Ces derniers temps, il pleut souvent quand je vais à Paris. Il pleuvait lorsque j’arpentais la rue d’Aguesseau, dans le VIIIe arrondissement pour me rendre dans les salons de la Fondation des Gueules cassées, dans les locaux somptueux et chargés d’histoire de l’Union des blessés de la face et de la tête. Une soirée y était organisée à l’occasion de la sortie en France du best-seller anglais Je voulais te dire, de l’écrivain Louisa Young. Cette jolie blonde, qui parle très bien le français, avait à ses côtés le Pr Bernard Devauchelle, chef du service maxillo-faciale du CHU d’Amiens, et la sympathique Annette Becker, historienne. Le père de cette dernière, l’historien et écrivain Jean-Jacques Becker, se trouvait dans la salle. «Je suis venu écouter ma fille», me dit-il au moment des petits fours. Puis nous évoquâmes Blaise Cendrars, non sans passion. Quelques jours plus tard, il m’envoya «Blaise Cendrars et « La Main coupée »», un long article qu’il a écrit, en1994, avec Stéphane Audoin-Rouzeau pour la revue Guerres mondiales Conflits contemporains. Un texte passionnant. Il y est rappelé que si Cendrars s’est engagé dans la Légion et dans l’abominable conflit c’est qu’il «déteste les Boches». Voilà qui est clair. La guerre. La pluie sur Paris. L’Allemagne encore. Je me suis rendu, le weekend dernier, à l’ancienne gare de Sèvres, transformée en salle de spectacles, pour assister à l’excellente pièce Scènes de chasse en Bavière, de Martin Speer, mise en scène par Christian Termis. (C’est Lou-Mary - elle joue dans la pièce - qui m’avait invité.) J’ai aimé cette œuvre; elle évoque les malheurs d’un jeune homme étranger au village, qui se voit soupçonné d’être homosexuel par toute la population. Homophobie dégueulasse, crade. Méchancetés et mesquineries des «braves gens».Un texte noir qui plombe mais qui incite à la réflexion. Le lendemain, il pleuvait sur Bagnolet quand je suis allé interviewer le jeune humoriste Thomas VDB. Cette fois, on a bien rigolé; on a parlé de rock’n’roll. Je l’ai photographié devant l’immense photo de Sparks qui trône dans son salon. Thomas est né le 1er mars 1977, soit un mois avant que je n’intègre la rédaction de Best. Ça ne nous rajeunit pas, tu ne trouves pas, lectrice adorée?
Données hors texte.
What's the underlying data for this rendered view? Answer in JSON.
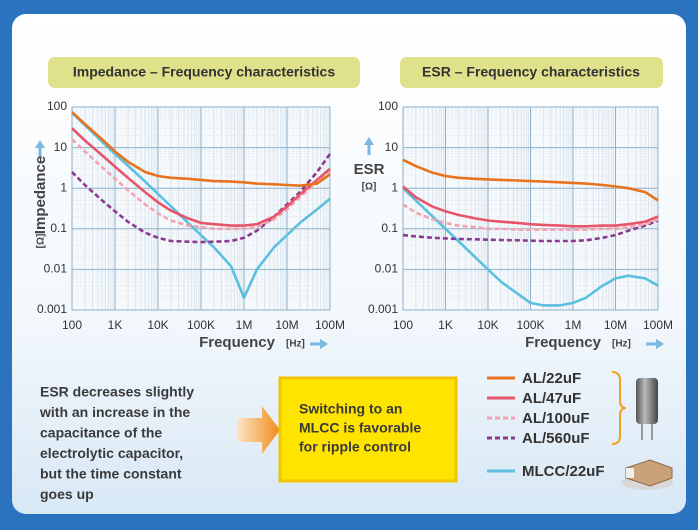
{
  "chart_data": [
    {
      "type": "line",
      "title": "Impedance – Frequency characteristics",
      "xlabel": "Frequency",
      "xunit": "[Hz]",
      "ylabel": "Impedance",
      "yunit": "[Ω]",
      "xlog": true,
      "ylog": true,
      "grid": true,
      "xlim": [
        100,
        100000000
      ],
      "ylim": [
        0.001,
        100
      ],
      "xticks": [
        100,
        {
          "value": 1000,
          "label": "1K"
        },
        {
          "value": 10000,
          "label": "10K"
        },
        {
          "value": 100000,
          "label": "100K"
        },
        {
          "value": 1000000,
          "label": "1M"
        },
        {
          "value": 10000000,
          "label": "10M"
        },
        {
          "value": 100000000,
          "label": "100M"
        }
      ],
      "yticks": [
        100,
        10,
        1,
        0.1,
        0.01,
        0.001
      ],
      "x": [
        100,
        200,
        500,
        1000,
        2000,
        5000,
        10000,
        20000,
        50000,
        100000,
        200000,
        500000,
        1000000,
        2000000,
        5000000,
        10000000,
        20000000,
        50000000,
        100000000
      ],
      "series": [
        {
          "name": "AL/22uF",
          "color": "#e8731e",
          "dash": false,
          "values": [
            75,
            38,
            16,
            8,
            4.5,
            2.5,
            2,
            1.8,
            1.7,
            1.6,
            1.5,
            1.45,
            1.4,
            1.3,
            1.25,
            1.2,
            1.15,
            1.3,
            2.2
          ]
        },
        {
          "name": "AL/47uF",
          "color": "#e8546a",
          "dash": false,
          "values": [
            30,
            15,
            6.5,
            3.4,
            1.8,
            0.8,
            0.45,
            0.28,
            0.18,
            0.14,
            0.13,
            0.12,
            0.12,
            0.13,
            0.2,
            0.35,
            0.7,
            1.6,
            3
          ]
        },
        {
          "name": "AL/100uF",
          "color": "#f4a3b0",
          "dash": true,
          "values": [
            16,
            8,
            3.3,
            1.7,
            0.9,
            0.4,
            0.24,
            0.16,
            0.12,
            0.11,
            0.1,
            0.1,
            0.1,
            0.11,
            0.17,
            0.3,
            0.6,
            1.4,
            2.6
          ]
        },
        {
          "name": "AL/560uF",
          "color": "#8b3a8f",
          "dash": true,
          "values": [
            2.5,
            1.2,
            0.5,
            0.27,
            0.15,
            0.08,
            0.06,
            0.05,
            0.048,
            0.047,
            0.048,
            0.05,
            0.06,
            0.09,
            0.2,
            0.4,
            0.8,
            2.5,
            7
          ]
        },
        {
          "name": "MLCC/22uF",
          "color": "#5bbfe0",
          "dash": false,
          "values": [
            72,
            36,
            14,
            7,
            3.6,
            1.45,
            0.72,
            0.36,
            0.14,
            0.07,
            0.035,
            0.012,
            0.002,
            0.01,
            0.035,
            0.07,
            0.14,
            0.3,
            0.55
          ]
        }
      ]
    },
    {
      "type": "line",
      "title": "ESR – Frequency characteristics",
      "xlabel": "Frequency",
      "xunit": "[Hz]",
      "ylabel": "ESR",
      "yunit": "[Ω]",
      "xlog": true,
      "ylog": true,
      "grid": true,
      "xlim": [
        100,
        100000000
      ],
      "ylim": [
        0.001,
        100
      ],
      "xticks": [
        100,
        {
          "value": 1000,
          "label": "1K"
        },
        {
          "value": 10000,
          "label": "10K"
        },
        {
          "value": 100000,
          "label": "100K"
        },
        {
          "value": 1000000,
          "label": "1M"
        },
        {
          "value": 10000000,
          "label": "10M"
        },
        {
          "value": 100000000,
          "label": "100M"
        }
      ],
      "yticks": [
        100,
        10,
        1,
        0.1,
        0.01,
        0.001
      ],
      "x": [
        100,
        200,
        500,
        1000,
        2000,
        5000,
        10000,
        20000,
        50000,
        100000,
        200000,
        500000,
        1000000,
        2000000,
        5000000,
        10000000,
        20000000,
        50000000,
        100000000
      ],
      "series": [
        {
          "color": "#e8731e",
          "dash": false,
          "values": [
            5,
            3.5,
            2.4,
            2,
            1.8,
            1.7,
            1.65,
            1.6,
            1.55,
            1.5,
            1.45,
            1.4,
            1.35,
            1.3,
            1.2,
            1.1,
            1,
            0.8,
            0.5
          ]
        },
        {
          "color": "#e8546a",
          "dash": false,
          "values": [
            1.1,
            0.6,
            0.35,
            0.27,
            0.22,
            0.18,
            0.16,
            0.15,
            0.14,
            0.13,
            0.125,
            0.12,
            0.115,
            0.115,
            0.12,
            0.12,
            0.13,
            0.15,
            0.2
          ]
        },
        {
          "color": "#f4a3b0",
          "dash": true,
          "values": [
            0.4,
            0.25,
            0.17,
            0.14,
            0.12,
            0.11,
            0.1,
            0.1,
            0.095,
            0.095,
            0.095,
            0.095,
            0.095,
            0.095,
            0.1,
            0.1,
            0.11,
            0.13,
            0.17
          ]
        },
        {
          "color": "#8b3a8f",
          "dash": true,
          "values": [
            0.07,
            0.065,
            0.06,
            0.058,
            0.056,
            0.055,
            0.054,
            0.053,
            0.052,
            0.051,
            0.05,
            0.05,
            0.05,
            0.052,
            0.06,
            0.07,
            0.09,
            0.12,
            0.16
          ]
        },
        {
          "color": "#5bbfe0",
          "dash": false,
          "values": [
            1,
            0.5,
            0.2,
            0.1,
            0.05,
            0.02,
            0.01,
            0.005,
            0.0025,
            0.0015,
            0.0013,
            0.0013,
            0.0015,
            0.002,
            0.004,
            0.006,
            0.007,
            0.006,
            0.004
          ]
        }
      ]
    }
  ],
  "notes": {
    "left": [
      "ESR decreases slightly",
      "with an increase in the",
      "capacitance of the",
      "electrolytic capacitor,",
      "but the time constant",
      "goes up"
    ],
    "callout": [
      "Switching to an",
      "MLCC is favorable",
      "for ripple control"
    ]
  }
}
Dimanche 1er juillet 2012.

2 réflexions au sujet de « Pluie sur Paris, guerres, Allemagne et gueules cassées »

  1. Bonsoir,
    je ne suis pas lecteur du Courrier picard.Je le regrette. Et je ne sais pas dans quelle rubrique le papier auquel j’adresse ce commentaire a été rédigé. Et je le regrette. Je ne sais pas qui est son auteur, je le regrette également. Mais finalement, ce que je regrette le plus est peut-être de lire un si mauvais papier qui parle de tout et de rien, d’une « belle blonde » et vivant dans le Sud-Ouest je crois qu’on évoque alors une blonde d’Aquitaine, pour les urbains, une vache… puis une sympathyque Annette Becker… et son père qui aimé l’écouter…. Y-a

    • Merci de votre commentaire qui me fait bien plaisir, et montre que vous avez bien lu, cher (chère?) Y-a. Pour information : il s’agit d’une chronique. Mais vous ne devez pas connaître ce genre journalistique et littéraire. Bien à vous. Ph.L.